In a 12-page ruling, U.S. District Court Judge Susan Bolton rejected pleas by those groups that what has been absurdly dubbed the “papers please” provision of Arizona’s SB 1070 cannot be enforced without violating civil rights. Bolton said there is no evidence of ‘”racial profiling” against Latinos, as the plaintiffs accused, and they cannot block the law from being enforced. She said lawsuits contesting the legality of the provision are appropriate only after the law takes effect.
More to the point, the judge noted that the U.S. Supreme Court earlier this year overturned a previous injunction she had issued blocking enforcement Section 2(b) which requires police to question those they have stopped if there is reasonable suspicion they are in this country illegally.
“This court will not ignore the clear direction in the (earlier) opinion that Subsection 2(b) cannot be challenged further on its face before the law takes effect,” Bolton wrote.

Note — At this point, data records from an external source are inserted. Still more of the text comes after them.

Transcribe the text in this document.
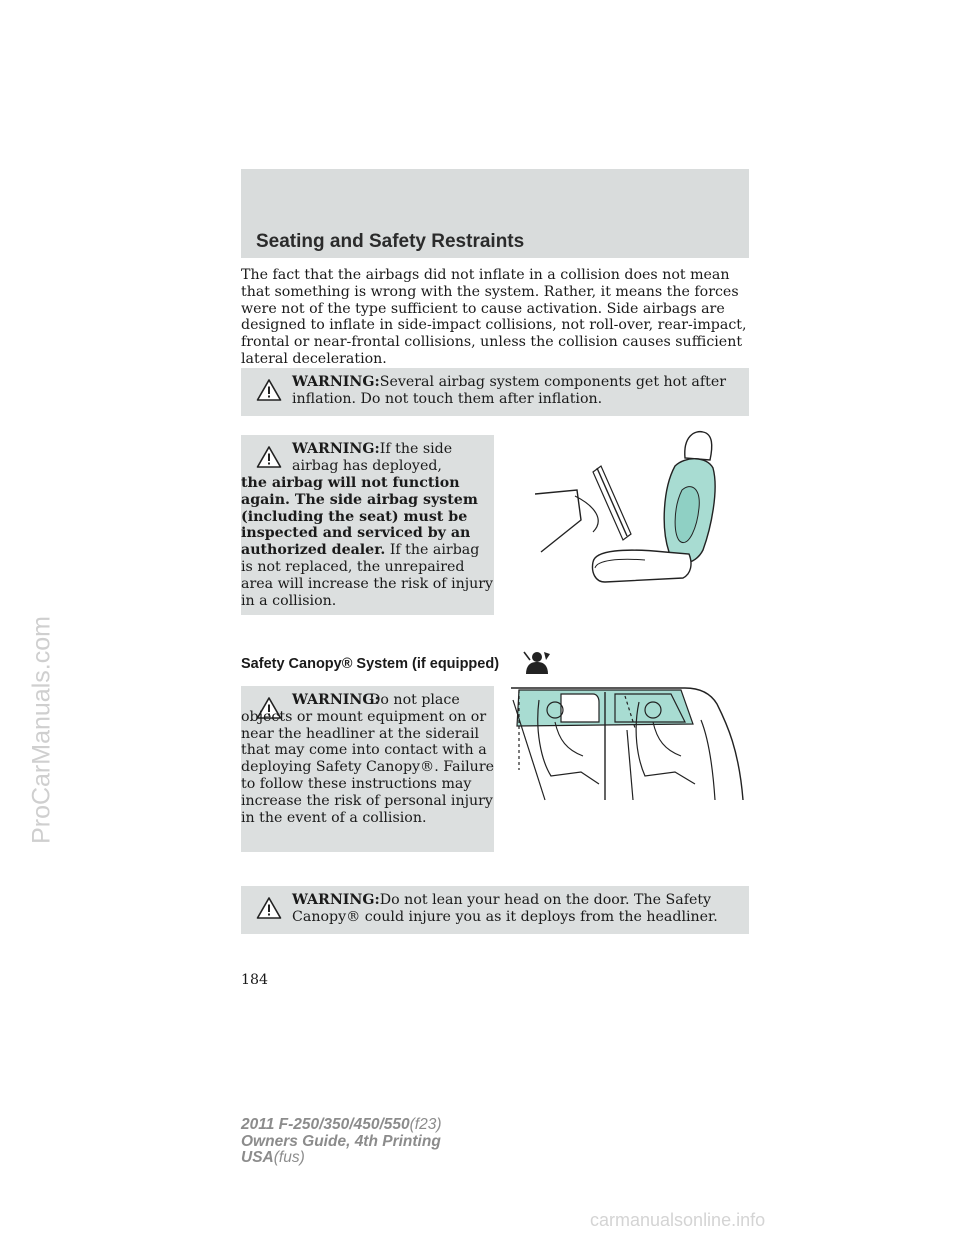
Seating and Safety Restraints
The fact that the airbags did not inflate in a collision does not mean that something is wrong with the system. Rather, it means the forces were not of the type sufficient to cause activation. Side airbags are designed to inflate in side-impact collisions, not roll-over, rear-impact, frontal or near-frontal collisions, unless the collision causes sufficient lateral deceleration.
WARNING:Several airbag system components get hot after inflation. Do not touch them after inflation.
WARNING:If the side airbag has deployed,
the airbag will not function again. The side airbag system (including the seat) must be inspected and serviced by an authorized dealer. If the airbag is not replaced, the unrepaired area will increase the risk of injury in a collision.
Safety Canopy® System (if equipped)
WARNING:
Do not place objects or mount equipment on or near the headliner at the siderail that may come into contact with a deploying Safety Canopy®. Failure to follow these instructions may increase the risk of personal injury in the event of a collision.
WARNING:Do not lean your head on the door. The Safety Canopy® could injure you as it deploys from the headliner.
184
2011 F-250/350/450/550(f23)
Owners Guide, 4th Printing
USA(fus)
ProCarManuals.com
carmanualsonline.info
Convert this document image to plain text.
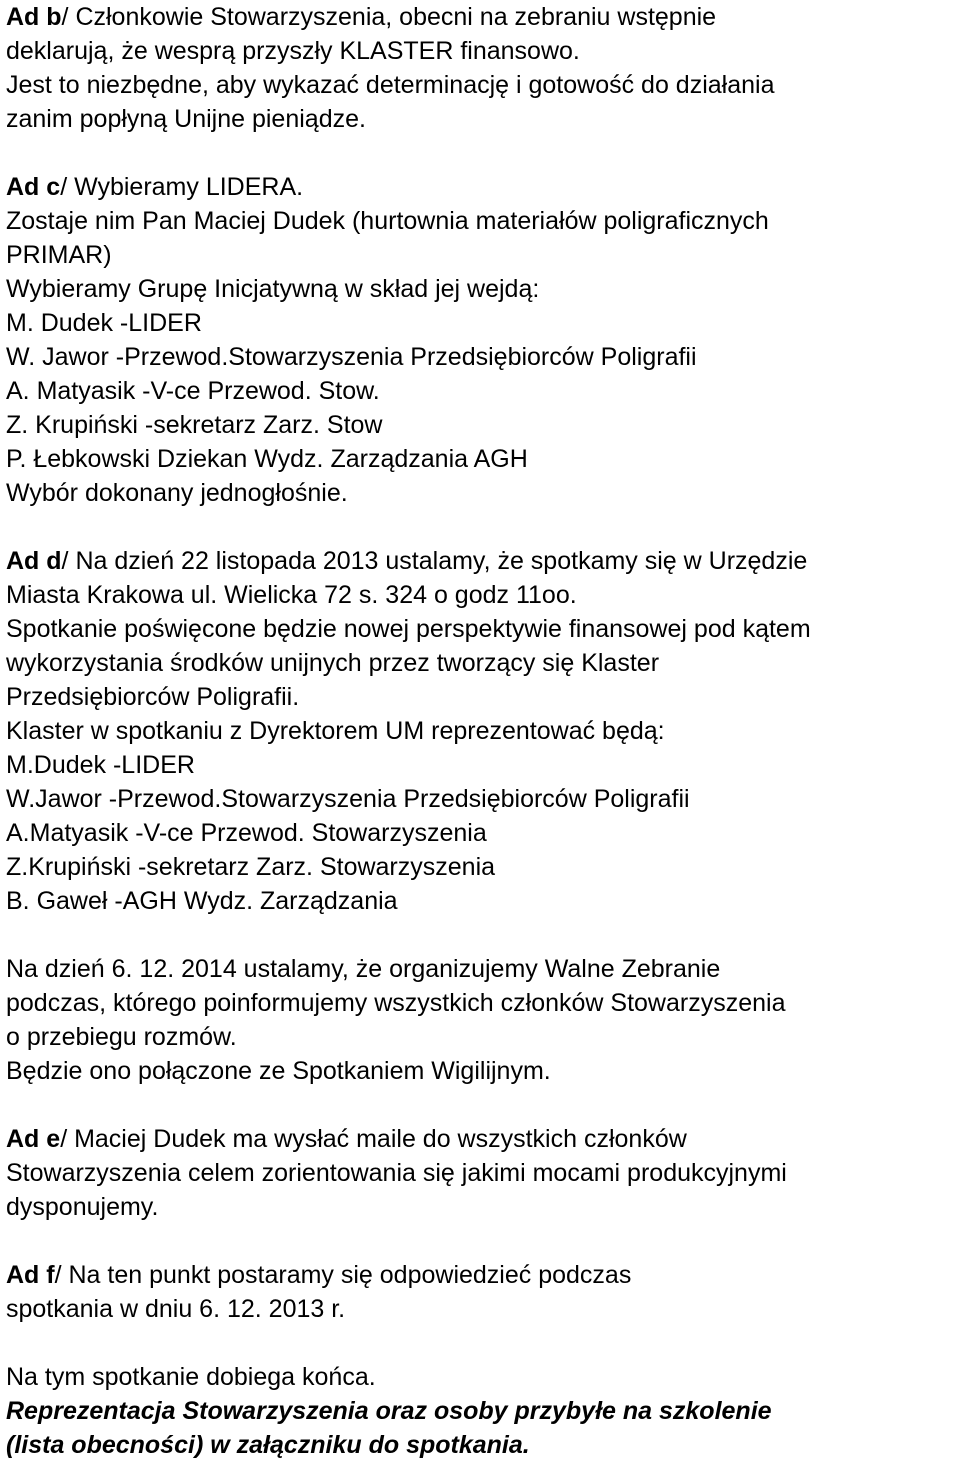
Ad b/ Członkowie Stowarzyszenia, obecni na zebraniu wstępnie
deklarują, że wesprą przyszły KLASTER finansowo.
Jest to niezbędne, aby wykazać determinację i gotowość do działania
zanim popłyną Unijne pieniądze.
Ad c/ Wybieramy LIDERA.
Zostaje nim Pan Maciej Dudek (hurtownia materiałów poligraficznych
PRIMAR)
Wybieramy Grupę Inicjatywną w skład jej wejdą:
M. Dudek -LIDER
W. Jawor -Przewod.Stowarzyszenia Przedsiębiorców Poligrafii
A. Matyasik -V-ce Przewod. Stow.
Z. Krupiński -sekretarz Zarz. Stow
P. Łebkowski Dziekan Wydz. Zarządzania AGH
Wybór dokonany jednogłośnie.
Ad d/ Na dzień 22 listopada 2013 ustalamy, że spotkamy się w Urzędzie
Miasta Krakowa ul. Wielicka 72 s. 324 o godz 11oo.
Spotkanie poświęcone będzie nowej perspektywie finansowej pod kątem
wykorzystania środków unijnych przez tworzący się Klaster
Przedsiębiorców Poligrafii.
Klaster w spotkaniu z Dyrektorem UM reprezentować będą:
M.Dudek -LIDER
W.Jawor -Przewod.Stowarzyszenia Przedsiębiorców Poligrafii
A.Matyasik -V-ce Przewod. Stowarzyszenia
Z.Krupiński -sekretarz Zarz. Stowarzyszenia
B. Gaweł -AGH Wydz. Zarządzania
Na dzień 6. 12. 2014 ustalamy, że organizujemy Walne Zebranie
podczas, którego poinformujemy wszystkich członków Stowarzyszenia
o przebiegu rozmów.
Będzie ono połączone ze Spotkaniem Wigilijnym.
Ad e/ Maciej Dudek ma wysłać maile do wszystkich członków
Stowarzyszenia celem zorientowania się jakimi mocami produkcyjnymi
dysponujemy.
Ad f/ Na ten punkt postaramy się odpowiedzieć podczas
spotkania w dniu 6. 12. 2013 r.
Na tym spotkanie dobiega końca.
Reprezentacja Stowarzyszenia oraz osoby przybyłe na szkolenie
(lista obecności) w załączniku do spotkania.
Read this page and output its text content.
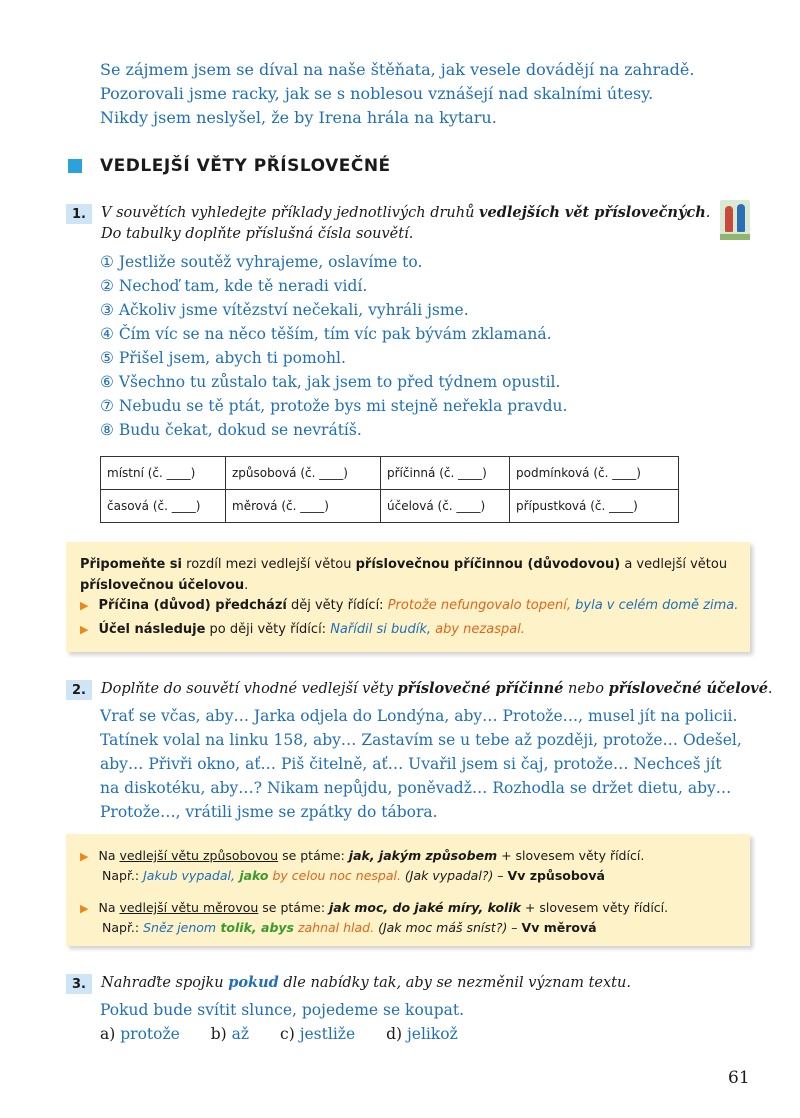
Se zájmem jsem se díval na naše štěňata, jak vesele dovádějí na zahradě.
Pozorovali jsme racky, jak se s noblesou vznášejí nad skalními útesy.
Nikdy jsem neslyšel, že by Irena hrála na kytaru.
VEDLEJŠÍ VĚTY PŘÍSLOVEČNÉ
1.	V souvětích vyhledejte příklady jednotlivých druhů vedlejších vět příslovečných.
Do tabulky doplňte příslušná čísla souvětí.
① Jestliže soutěž vyhrajeme, oslavíme to.
② Nechoď tam, kde tě neradi vidí.
③ Ačkoliv jsme vítězství nečekali, vyhráli jsme.
④ Čím víc se na něco těším, tím víc pak bývám zklamaná.
⑤ Přišel jsem, abych ti pomohl.
⑥ Všechno tu zůstalo tak, jak jsem to před týdnem opustil.
⑦ Nebudu se tě ptát, protože bys mi stejně neřekla pravdu.
⑧ Budu čekat, dokud se nevrátíš.
místní (č. ____)	způsobová (č. ____)	příčinná (č. ____)	podmínková (č. ____)
časová (č. ____)	měrová (č. ____)	účelová (č. ____)	přípustková (č. ____)
Připomeňte si rozdíl mezi vedlejší větou příslovečnou příčinnou (důvodovou) a vedlejší větou příslovečnou účelovou.
▶ Příčina (důvod) předchází děj věty řídící: Protože nefungovalo topení, byla v celém domě zima.
▶ Účel následuje po ději věty řídící: Nařídil si budík, aby nezaspal.
2.	Doplňte do souvětí vhodné vedlejší věty příslovečné příčinné nebo příslovečné účelové.
Vrať se včas, aby… Jarka odjela do Londýna, aby… Protože…, musel jít na policii.
Tatínek volal na linku 158, aby… Zastavím se u tebe až později, protože… Odešel,
aby… Přivři okno, ať… Piš čitelně, ať… Uvařil jsem si čaj, protože… Nechceš jít
na diskotéku, aby…? Nikam nepůjdu, poněvadž… Rozhodla se držet dietu, aby…
Protože…, vrátili jsme se zpátky do tábora.
▶ Na vedlejší větu způsobovou se ptáme: jak, jakým způsobem + slovesem věty řídící.
Např.: Jakub vypadal, jako by celou noc nespal. (Jak vypadal?) – Vv způsobová
▶ Na vedlejší větu měrovou se ptáme: jak moc, do jaké míry, kolik + slovesem věty řídící.
Např.: Sněz jenom tolik, abys zahnal hlad. (Jak moc máš sníst?) – Vv měrová
3.	Nahraďte spojku pokud dle nabídky tak, aby se nezměnil význam textu.
Pokud bude svítit slunce, pojedeme se koupat.
a) protože b) až c) jestliže d) jelikož
61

The activists had expected Bolton to side with them, given that she originally blocked the major sections of 1070 in 2010, before the Supreme Court upheld the central provision in June.
Activists had hoped to block the law from taking effect before the election, as they know that when it was first enacted, more than 100,000 illegal aliens fled the state. Now that Arizona police are free to stop and check immigration status, there is likely to be another large waver of illegals to leave Arizona in the next several months. This could have a big effect on the election, as Democrats cannot count on as much voter fraud as they will get in states like North Carolina – which has seen massive registration irregularities and the outgoing Governor Bev Perdue vetoed a photo Voter ID provision in 2010.
This victory also will embolden states like Pennsylvania and Ohio to move ahead with Arizona-style laws in 2013. Stand With Arizona attorneys and activists are working with 17 state legislatures at this time to assist in the drafting of such laws.